Pakistan is set to host a key review delegation from the International Monetary Fund (IMF) starting tomorrow, as the global lender begins its third half-yearly assessment under the ongoing loan programme.

According to officials at the Ministry of Finance, the IMF mission will remain in the country until March 11. The review process will unfold in two phases, beginning with technical-level discussions in Karachi before moving to policy-level talks in Islamabad. During the visit, the delegation will assess Pakistan’s economic performance for the first half of the current fiscal year, spanning July to December, and hold consultations on the fiscal roadmap for 2026–27.

Focus on Fiscal Framework and Budget Planning

The discussions will center on key elements of the upcoming federal budget, including revenue projections, expenditure management, and coordination with provincial governments on the broader fiscal framework. Officials indicated that while most structural and quantitative benchmarks have been achieved, tax revenue collection remains a major area of concern.

Sources in the Finance Ministry revealed that the IMF will examine progress on fiscal reforms, energy sector restructuring, and governance measures.
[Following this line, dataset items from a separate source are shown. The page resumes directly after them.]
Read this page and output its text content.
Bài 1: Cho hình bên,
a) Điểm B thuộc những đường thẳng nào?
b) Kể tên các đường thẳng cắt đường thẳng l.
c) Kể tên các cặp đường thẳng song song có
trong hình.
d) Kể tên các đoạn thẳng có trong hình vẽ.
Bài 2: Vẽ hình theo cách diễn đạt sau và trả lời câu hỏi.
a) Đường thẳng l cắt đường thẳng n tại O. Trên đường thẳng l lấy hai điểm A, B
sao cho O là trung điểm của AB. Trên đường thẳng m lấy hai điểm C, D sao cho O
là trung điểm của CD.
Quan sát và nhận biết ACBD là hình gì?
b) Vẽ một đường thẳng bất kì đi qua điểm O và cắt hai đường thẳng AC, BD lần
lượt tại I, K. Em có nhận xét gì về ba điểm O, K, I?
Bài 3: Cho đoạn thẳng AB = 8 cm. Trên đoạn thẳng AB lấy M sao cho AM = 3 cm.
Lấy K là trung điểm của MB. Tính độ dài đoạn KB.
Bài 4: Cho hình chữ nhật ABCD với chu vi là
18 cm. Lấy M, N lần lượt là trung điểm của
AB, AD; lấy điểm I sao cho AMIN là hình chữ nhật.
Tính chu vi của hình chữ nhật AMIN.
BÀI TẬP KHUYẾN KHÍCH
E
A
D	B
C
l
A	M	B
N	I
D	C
Anti-corruption initiatives and reforms in institutional appointments — including procedures related to the National Accountability Bureau (NAB) — are also expected to come under scrutiny.

Tax Shortfall Remains a Challenge

Despite improvements in several macroeconomic indicators, the Federal Board of Revenue (FBR) has struggled to meet its revenue targets. In the first six months of the fiscal year, the FBR recorded a shortfall of Rs329 billion, which widened to Rs372 billion over seven months.

The annual tax collection target has already been revised downward from Rs14,131 billion to Rs13,979 billion. Officials confirmed that a proposal to further rationalize the annual target is under consideration. Authorities are also counting on additional revenue from the super tax to bridge part of the gap.

However, the government maintains that the overall IMF programme remains on track, even in the face of economic pressures and challenges, including the impact of recent floods.

Macroeconomic Indicators Show Stability

According to Finance Ministry data, Pakistan achieved a primary fiscal surplus of approximately 1.3 percent of GDP during the review period. Provincial governments collectively generated a cash surplus of Rs1,180 billion and successfully met their respective tax collection targets.

The current account balance remained in surplus, while foreign exchange reserves stayed above the programme’s stipulated threshold. Large-scale manufacturing recorded growth of around 6 percent between July and November, signaling a modest recovery in industrial activity.

Inflation trends, exchange rate stability, and social protection measures will also be evaluated during the review. The government is expected to brief the IMF mission on steps taken to strengthen transparency, including reforms aimed at curbing corruption within tax administration and advancing plans for public disclosure of asset declarations by government officials.

Ongoing Loan Programme

The current review is part of Pakistan’s broader engagement with the IMF under the $7 billion Extended Fund Facility (EFF) and the $1.4 billion Resilience and Sustainability Facility (RSF). Together, the programmes amount to $8.4 billion, of which Pakistan has so far received $3.3 billion.